VfGH vom 17.06.2022, E3024/2021

Leitsatz

Aufhebung des angefochtenen Erkenntnisses im Anlassfall

Spruch

I.Die Beschwerdeführerin ist durch das angefochtene Erkenntnis wegen Anwendung eines verfassungswidrigen Gesetzes verletzt worden.

Das Erkenntnis wird aufgehoben.

II.Der Bund (Bundesminister für Justiz) ist schuldig, der Beschwerdeführerin zuhanden ihrer Rechtsvertreterin die mit € 2.856,– bestimmten Prozesskosten binnen 14 Tagen bei sonstiger Exekution zu ersetzen.

Begründung

Entscheidungsgründe

1. Die Beschwerdeführerin steht als Richterin (Landesgericht Wiener Neustadt) in einem öffentlich-rechtlichen Dienstverhältnis zum Bund. Mit Bescheid vom wurde die regelmäßige Dienstzeit der Beschwerdeführerin ab auf "50 v.H." herabgesetzt (sogenannte "Teilauslastung"). Mit Bescheid vom wurde diese Teilauslastung antragsgemäß ab dem auf "75 v.H." erhöht. In einem näher bestimmten Zeitraum war die Beschwerdeführerin zur Rufbereitschaft eingeteilt und wurde während dieser Rufbereitschaft zur Dienstverrichtung herangezogen.

Mit Eingabe vom beantragte die Beschwerdeführerin die Abrechnung der während der Rufbereitschaft erbrachten Überstundenleistungen durch Erlassung eines Feststellungsbescheides. Mit Bescheid des Präsidenten des Oberlandesgerichtes Wien vom wurde im Wesentlichen festgestellt, dass die Beschwerdeführerin in dem in Rede stehenden Zeitraum im Rahmen der Rufbereitschaft insgesamt 10,92 tatsächlich geleistete Überstunden erbracht hat, die auch ausbezahlt wurden.

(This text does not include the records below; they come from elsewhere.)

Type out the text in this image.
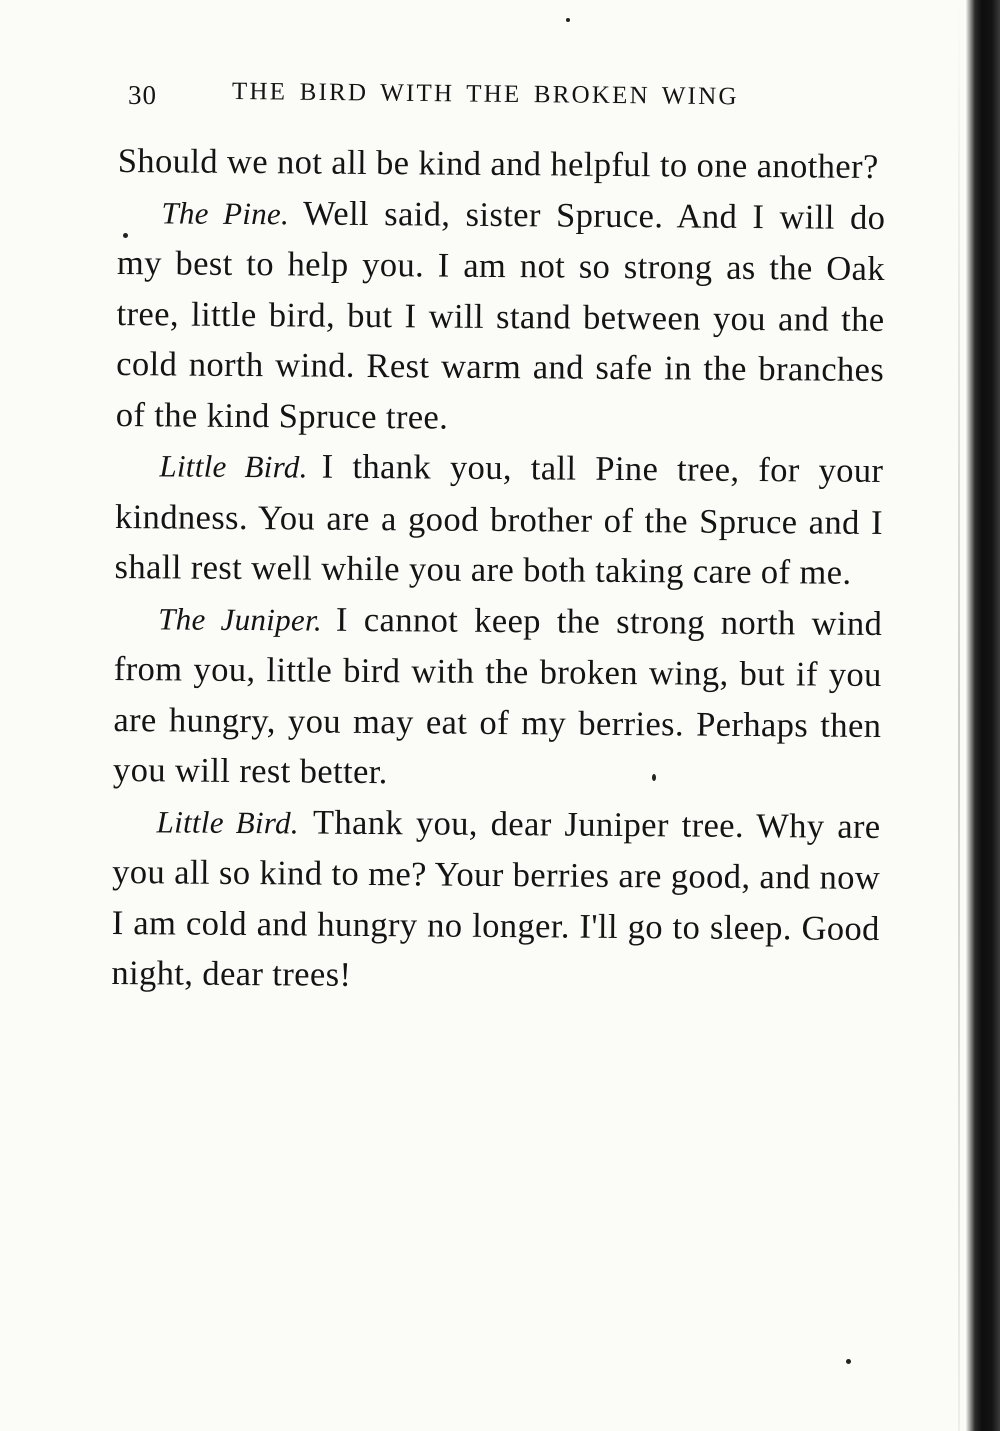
30	THE BIRD WITH THE BROKEN WING

Should we not all be kind and helpful to one another?

The Pine. Well said, sister Spruce. And I will do my best to help you. I am not so strong as the Oak tree, little bird, but I will stand between you and the cold north wind. Rest warm and safe in the branches of the kind Spruce tree.

Little Bird. I thank you, tall Pine tree, for your kindness. You are a good brother of the Spruce and I shall rest well while you are both taking care of me.

The Juniper. I cannot keep the strong north wind from you, little bird with the broken wing, but if you are hungry, you may eat of my berries. Perhaps then you will rest better.

Little Bird. Thank you, dear Juniper tree. Why are you all so kind to me? Your berries are good, and now I am cold and hungry no longer. I'll go to sleep. Good night, dear trees!
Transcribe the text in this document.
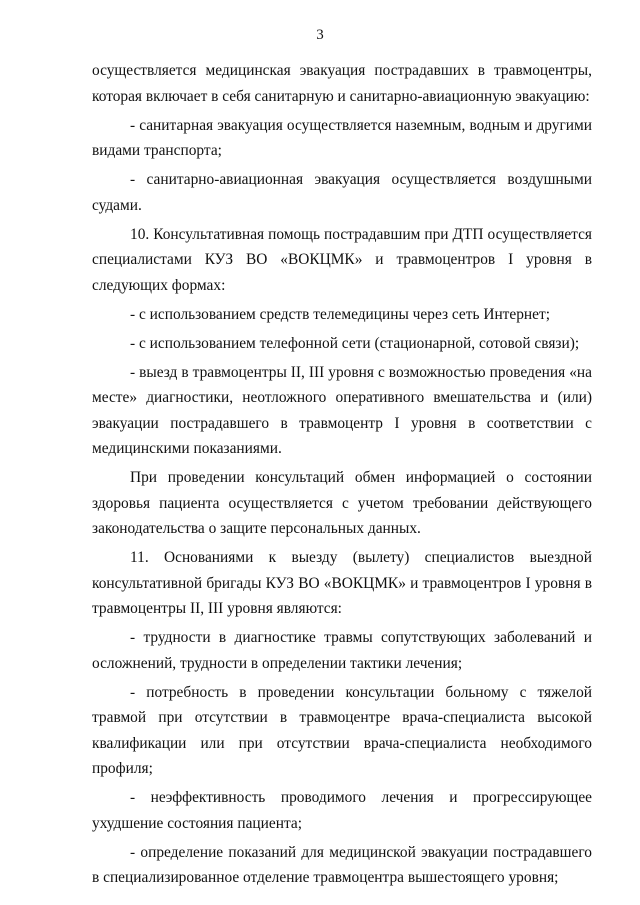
3

осуществляется медицинская эвакуация пострадавших в травмоцентры, которая включает в себя санитарную и санитарно-авиационную эвакуацию:

- санитарная эвакуация осуществляется наземным, водным и другими видами транспорта;

- санитарно-авиационная эвакуация осуществляется воздушными судами.

10. Консультативная помощь пострадавшим при ДТП осуществляется специалистами КУЗ ВО «ВОКЦМК» и травмоцентров I уровня в следующих формах:

- с использованием средств телемедицины через сеть Интернет;

- с использованием телефонной сети (стационарной, сотовой связи);

- выезд в травмоцентры II, III уровня с возможностью проведения «на месте» диагностики, неотложного оперативного вмешательства и (или) эвакуации пострадавшего в травмоцентр I уровня в соответствии с медицинскими показаниями.

При проведении консультаций обмен информацией о состоянии здоровья пациента осуществляется с учетом требовании действующего законодательства о защите персональных данных.

11. Основаниями к выезду (вылету) специалистов выездной консультативной бригады КУЗ ВО «ВОКЦМК» и травмоцентров I уровня в травмоцентры II, III уровня являются:

- трудности в диагностике травмы сопутствующих заболеваний и осложнений, трудности в определении тактики лечения;

- потребность в проведении консультации больному с тяжелой травмой при отсутствии в травмоцентре врача-специалиста высокой квалификации или при отсутствии врача-специалиста необходимого профиля;

- неэффективность проводимого лечения и прогрессирующее ухудшение состояния пациента;

- определение показаний для медицинской эвакуации пострадавшего в специализированное отделение травмоцентра вышестоящего уровня;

Mit Erkenntnis vom hat das Bundesverwaltungsgericht der gegen diesen Bescheid erhobenen Beschwerde der Beschwerdeführerin nach Durchführung einer mündlichen Verhandlung "nicht Folge gegeben" (Spruchpunkt A). Begründend führt das Bundesverwaltungsgericht betreffend den Anspruch der Beschwerdeführerin zusammengefasst aus, dass §16 Abs4 Gehaltsgesetz 1956 (im Folgenden: GehG) iVm §49 Beamten-Dienstrechtsgesetz 1979 (im Folgenden: BDG 1979) "analog" anzuwenden sei. Auf Grundlage dieser Bestimmungen stehe der Beschwerdeführerin eine besoldungsrechtliche Abgeltung für ihre zusätzliche Dienstleistung zu. Zum Anspruch der Beschwerdeführerin der Höhe nach führt das Bundesverwaltungsgericht aus, dass der Beschwerdeführerin für ihre Mehrdienstleistungen, die sie im Rahmen der Rufbereitschaft erbracht habe, nach den genannten Bestimmungen ein Zuschlag iHv 25% zustehe. Die Beschwerdeführerin habe insgesamt 10,92 Stunden an Mehrdienstleistungen erbracht, die entsprechend zur Auszahlung gelangt seien.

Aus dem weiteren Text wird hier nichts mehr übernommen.